The 31B model ranks third on the Arena AI leaderboard, outperforming models 20x its size in parameter count.

Multimodal by Default

All four models process images and video natively. The smaller E2B and E4B variants go further with native audio input, enabling real-time speech understanding directly on device — no internet connection required.

Context windows reach 128K tokens for smaller models and 256K tokens for the larger ones, with support for over 140 languages.

Agentic Capabilities: AI Agents on Your Device

The standout feature of Gemma 4 is Agent Skills — autonomous workflows running entirely on-device.

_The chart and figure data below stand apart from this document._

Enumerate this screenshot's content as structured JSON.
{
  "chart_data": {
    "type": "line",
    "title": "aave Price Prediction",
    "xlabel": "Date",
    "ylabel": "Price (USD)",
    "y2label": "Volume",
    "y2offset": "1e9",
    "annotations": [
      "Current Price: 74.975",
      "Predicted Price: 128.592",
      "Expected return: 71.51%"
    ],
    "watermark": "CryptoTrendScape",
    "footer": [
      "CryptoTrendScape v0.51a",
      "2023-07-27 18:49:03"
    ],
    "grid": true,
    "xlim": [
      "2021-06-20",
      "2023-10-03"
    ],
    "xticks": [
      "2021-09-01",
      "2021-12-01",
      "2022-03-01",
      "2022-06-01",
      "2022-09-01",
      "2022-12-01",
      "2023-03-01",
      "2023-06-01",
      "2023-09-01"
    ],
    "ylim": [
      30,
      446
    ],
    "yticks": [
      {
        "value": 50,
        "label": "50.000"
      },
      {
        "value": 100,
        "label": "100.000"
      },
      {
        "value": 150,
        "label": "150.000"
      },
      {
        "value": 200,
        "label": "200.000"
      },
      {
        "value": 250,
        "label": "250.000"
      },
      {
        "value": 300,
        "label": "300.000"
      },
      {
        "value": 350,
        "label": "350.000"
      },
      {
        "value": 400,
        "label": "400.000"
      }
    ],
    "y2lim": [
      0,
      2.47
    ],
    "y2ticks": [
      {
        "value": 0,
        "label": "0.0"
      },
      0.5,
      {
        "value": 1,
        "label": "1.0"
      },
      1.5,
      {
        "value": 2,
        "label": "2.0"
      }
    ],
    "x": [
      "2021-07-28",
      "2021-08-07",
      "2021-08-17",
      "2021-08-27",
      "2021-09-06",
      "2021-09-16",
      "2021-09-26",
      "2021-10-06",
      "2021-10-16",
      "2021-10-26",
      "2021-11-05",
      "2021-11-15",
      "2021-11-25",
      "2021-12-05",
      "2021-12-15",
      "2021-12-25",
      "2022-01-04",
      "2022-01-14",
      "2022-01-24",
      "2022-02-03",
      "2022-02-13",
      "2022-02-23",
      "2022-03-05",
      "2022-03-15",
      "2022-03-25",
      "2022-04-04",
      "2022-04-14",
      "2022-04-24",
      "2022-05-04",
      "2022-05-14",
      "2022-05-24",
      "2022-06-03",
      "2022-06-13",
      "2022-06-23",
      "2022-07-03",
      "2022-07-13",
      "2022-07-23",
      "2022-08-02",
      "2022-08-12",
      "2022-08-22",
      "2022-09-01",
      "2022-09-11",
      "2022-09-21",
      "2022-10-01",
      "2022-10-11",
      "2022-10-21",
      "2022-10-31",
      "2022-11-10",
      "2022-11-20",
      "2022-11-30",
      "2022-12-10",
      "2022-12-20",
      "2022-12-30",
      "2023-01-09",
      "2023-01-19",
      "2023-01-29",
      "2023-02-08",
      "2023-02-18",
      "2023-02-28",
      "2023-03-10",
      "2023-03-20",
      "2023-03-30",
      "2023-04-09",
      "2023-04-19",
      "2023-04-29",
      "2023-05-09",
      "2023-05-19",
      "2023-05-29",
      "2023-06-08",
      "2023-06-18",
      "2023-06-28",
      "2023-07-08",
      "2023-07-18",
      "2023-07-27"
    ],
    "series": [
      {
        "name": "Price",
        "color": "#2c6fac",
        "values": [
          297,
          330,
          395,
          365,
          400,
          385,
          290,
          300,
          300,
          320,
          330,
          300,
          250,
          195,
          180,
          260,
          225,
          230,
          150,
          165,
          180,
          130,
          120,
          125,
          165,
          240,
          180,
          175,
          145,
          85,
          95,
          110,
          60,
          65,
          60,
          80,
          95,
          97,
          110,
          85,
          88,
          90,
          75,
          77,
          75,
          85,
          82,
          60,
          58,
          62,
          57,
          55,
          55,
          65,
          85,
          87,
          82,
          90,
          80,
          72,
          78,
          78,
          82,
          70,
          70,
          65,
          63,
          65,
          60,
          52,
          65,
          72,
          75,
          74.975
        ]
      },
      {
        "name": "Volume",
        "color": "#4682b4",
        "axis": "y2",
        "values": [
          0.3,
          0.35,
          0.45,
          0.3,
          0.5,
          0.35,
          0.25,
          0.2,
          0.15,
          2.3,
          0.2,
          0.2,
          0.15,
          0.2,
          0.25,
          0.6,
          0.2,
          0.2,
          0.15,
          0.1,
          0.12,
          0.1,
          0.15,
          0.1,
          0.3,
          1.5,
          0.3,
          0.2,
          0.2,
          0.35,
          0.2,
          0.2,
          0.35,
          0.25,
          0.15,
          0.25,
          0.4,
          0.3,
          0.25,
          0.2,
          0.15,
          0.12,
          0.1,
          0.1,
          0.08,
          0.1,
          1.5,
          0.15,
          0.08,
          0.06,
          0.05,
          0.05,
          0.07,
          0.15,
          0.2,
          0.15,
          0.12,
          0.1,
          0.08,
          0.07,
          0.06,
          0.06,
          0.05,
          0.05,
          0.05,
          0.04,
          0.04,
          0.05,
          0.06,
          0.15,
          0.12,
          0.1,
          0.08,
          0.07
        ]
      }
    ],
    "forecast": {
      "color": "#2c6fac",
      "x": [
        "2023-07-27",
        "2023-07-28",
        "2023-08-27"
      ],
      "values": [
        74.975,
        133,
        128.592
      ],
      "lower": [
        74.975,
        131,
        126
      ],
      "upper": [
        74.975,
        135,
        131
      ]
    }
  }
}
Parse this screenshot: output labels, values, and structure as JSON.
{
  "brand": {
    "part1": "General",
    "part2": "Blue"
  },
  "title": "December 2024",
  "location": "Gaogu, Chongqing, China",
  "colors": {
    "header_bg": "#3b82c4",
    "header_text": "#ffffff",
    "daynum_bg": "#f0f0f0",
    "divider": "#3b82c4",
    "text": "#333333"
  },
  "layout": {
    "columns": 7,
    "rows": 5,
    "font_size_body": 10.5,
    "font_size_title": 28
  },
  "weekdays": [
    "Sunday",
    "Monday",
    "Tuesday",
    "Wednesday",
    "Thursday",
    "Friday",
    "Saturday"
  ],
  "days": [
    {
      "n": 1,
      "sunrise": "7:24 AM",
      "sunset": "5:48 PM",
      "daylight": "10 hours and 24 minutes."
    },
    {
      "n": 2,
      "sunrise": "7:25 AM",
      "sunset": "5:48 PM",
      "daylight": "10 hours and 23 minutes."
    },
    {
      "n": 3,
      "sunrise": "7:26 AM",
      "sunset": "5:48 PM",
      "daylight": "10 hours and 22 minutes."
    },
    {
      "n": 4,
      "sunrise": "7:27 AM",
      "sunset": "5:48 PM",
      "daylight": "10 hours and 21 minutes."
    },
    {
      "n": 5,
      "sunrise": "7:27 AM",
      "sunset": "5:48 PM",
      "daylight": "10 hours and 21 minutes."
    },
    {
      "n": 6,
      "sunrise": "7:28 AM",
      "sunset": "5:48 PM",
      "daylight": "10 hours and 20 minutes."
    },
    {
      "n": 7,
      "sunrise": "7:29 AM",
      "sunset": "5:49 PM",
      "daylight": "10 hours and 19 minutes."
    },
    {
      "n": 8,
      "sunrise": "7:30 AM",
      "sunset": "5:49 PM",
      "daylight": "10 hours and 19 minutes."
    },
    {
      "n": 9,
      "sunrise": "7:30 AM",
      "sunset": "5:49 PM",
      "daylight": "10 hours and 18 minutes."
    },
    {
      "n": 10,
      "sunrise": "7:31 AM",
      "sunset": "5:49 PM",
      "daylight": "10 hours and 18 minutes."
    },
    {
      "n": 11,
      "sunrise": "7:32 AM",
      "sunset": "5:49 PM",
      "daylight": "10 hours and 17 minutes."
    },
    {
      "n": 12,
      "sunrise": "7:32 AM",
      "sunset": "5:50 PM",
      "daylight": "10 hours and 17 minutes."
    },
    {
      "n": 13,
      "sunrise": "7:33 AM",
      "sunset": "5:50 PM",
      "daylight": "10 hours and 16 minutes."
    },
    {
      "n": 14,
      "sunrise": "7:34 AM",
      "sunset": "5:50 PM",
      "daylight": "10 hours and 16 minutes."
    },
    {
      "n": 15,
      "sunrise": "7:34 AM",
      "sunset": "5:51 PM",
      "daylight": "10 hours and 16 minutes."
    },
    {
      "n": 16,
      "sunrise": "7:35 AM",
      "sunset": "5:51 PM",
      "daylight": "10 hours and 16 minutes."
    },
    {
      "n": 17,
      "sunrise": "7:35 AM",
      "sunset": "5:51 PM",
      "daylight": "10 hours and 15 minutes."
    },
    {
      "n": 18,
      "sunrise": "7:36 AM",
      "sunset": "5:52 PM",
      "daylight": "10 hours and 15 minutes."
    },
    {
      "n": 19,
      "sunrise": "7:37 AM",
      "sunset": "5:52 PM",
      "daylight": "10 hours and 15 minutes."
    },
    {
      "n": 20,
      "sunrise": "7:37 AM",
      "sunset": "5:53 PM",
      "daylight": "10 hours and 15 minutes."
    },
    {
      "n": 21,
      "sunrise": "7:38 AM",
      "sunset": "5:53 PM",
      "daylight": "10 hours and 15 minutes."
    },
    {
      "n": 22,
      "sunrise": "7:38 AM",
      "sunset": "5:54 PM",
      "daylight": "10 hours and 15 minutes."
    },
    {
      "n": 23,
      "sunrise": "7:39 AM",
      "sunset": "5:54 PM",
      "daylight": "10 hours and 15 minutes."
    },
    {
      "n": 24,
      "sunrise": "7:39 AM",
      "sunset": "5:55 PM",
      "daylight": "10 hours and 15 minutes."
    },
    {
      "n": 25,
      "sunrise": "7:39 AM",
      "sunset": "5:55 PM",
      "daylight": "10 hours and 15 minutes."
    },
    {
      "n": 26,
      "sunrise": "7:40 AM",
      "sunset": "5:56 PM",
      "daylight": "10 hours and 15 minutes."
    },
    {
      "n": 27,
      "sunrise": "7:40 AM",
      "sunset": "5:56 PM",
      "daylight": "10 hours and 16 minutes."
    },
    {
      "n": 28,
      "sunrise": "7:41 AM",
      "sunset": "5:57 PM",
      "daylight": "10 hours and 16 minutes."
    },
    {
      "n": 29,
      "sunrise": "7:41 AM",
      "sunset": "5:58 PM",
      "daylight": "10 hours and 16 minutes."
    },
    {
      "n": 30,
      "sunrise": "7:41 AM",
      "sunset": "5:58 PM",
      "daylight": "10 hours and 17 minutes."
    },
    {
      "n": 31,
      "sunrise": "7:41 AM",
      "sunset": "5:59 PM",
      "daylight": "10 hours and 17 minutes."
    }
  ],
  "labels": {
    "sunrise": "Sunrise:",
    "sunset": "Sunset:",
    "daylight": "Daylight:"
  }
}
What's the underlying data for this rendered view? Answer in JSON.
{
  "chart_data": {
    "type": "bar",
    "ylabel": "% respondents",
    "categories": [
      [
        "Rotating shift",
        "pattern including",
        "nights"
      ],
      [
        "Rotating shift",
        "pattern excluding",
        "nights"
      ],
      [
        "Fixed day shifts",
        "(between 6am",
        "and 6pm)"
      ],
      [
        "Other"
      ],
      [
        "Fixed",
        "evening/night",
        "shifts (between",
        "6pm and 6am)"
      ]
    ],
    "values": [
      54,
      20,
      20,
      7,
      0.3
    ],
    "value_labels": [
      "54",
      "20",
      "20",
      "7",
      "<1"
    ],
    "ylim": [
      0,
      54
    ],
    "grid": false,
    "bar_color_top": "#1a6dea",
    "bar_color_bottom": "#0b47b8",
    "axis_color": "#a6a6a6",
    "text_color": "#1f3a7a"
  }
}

These enable:

Native function calling to interact with tools and APIs
Structured JSON output for reliable production applications
Multi-step planning and autonomous action execution
External knowledge access like querying Wikipedia
Interactive content generation including summaries and flashcards

This means you can build AI agents that run entirely on your hardware without sending data to the cloud.

Edge Performance Numbers

The performance figures are impressive for locally-running models:

Mobile: Processes 4,000 input tokens across 2 distinct skills in under 3 seconds
Raspberry Pi 5: 133 tokens/second prefill, 7.6 tokens/second decode
Platforms: Android, iOS, Windows, Linux, macOS (Metal), WebGPU, Qualcomm IQ8 NPU

For the 31B model, a 16GB VRAM GPU is enough to run it at full speed, making advanced AI accessible to any developer with a modern workstation.

Apache 2.0: Full Freedom

Unlike some open models that come with commercial use restrictions or monthly active user caps, Gemma 4 ships under full Apache 2.0:

No monthly active user limits
No acceptable-use policy enforcement
Full commercial and sovereign deployment freedom
Free to modify and redistribute

This makes it an ideal choice for MENA businesses building local AI solutions while maintaining data sovereignty.

Framework Ecosystem

Gemma 4 is available immediately across a broad tool ecosystem:

Hugging Face: Transformers, TRL, Transformers.js
Local inference: llama.cpp, Ollama, LM Studio, MLX (Apple Silicon)
Production: vLLM, SGLang, NVIDIA NIM, Baseten
Edge: LiteRT-LM, Google AI Edge Gallery
Fine-tuning: Unsloth, Keras, MaxText

What This Means for Developers

With 140+ language support, a fully open license, and the ability to run on modest hardware, Gemma 4 opens new possibilities:

Offline-capable apps with native AI on mobile devices
Local coding assistants as alternatives to expensive cloud APIs
Enterprise solutions that keep data within the local network
Multimodal chatbots that understand text, audio, and images

Bottom Line

Gemma 4 is not just an update to Google's open model family — it represents a meaningful shift in running advanced AI on consumer hardware. With agentic capabilities, multimodal support, and broad language coverage, any developer can now build sophisticated AI applications without depending on costly cloud APIs.

Available now on Hugging Face and Google AI Studio for testing and deployment.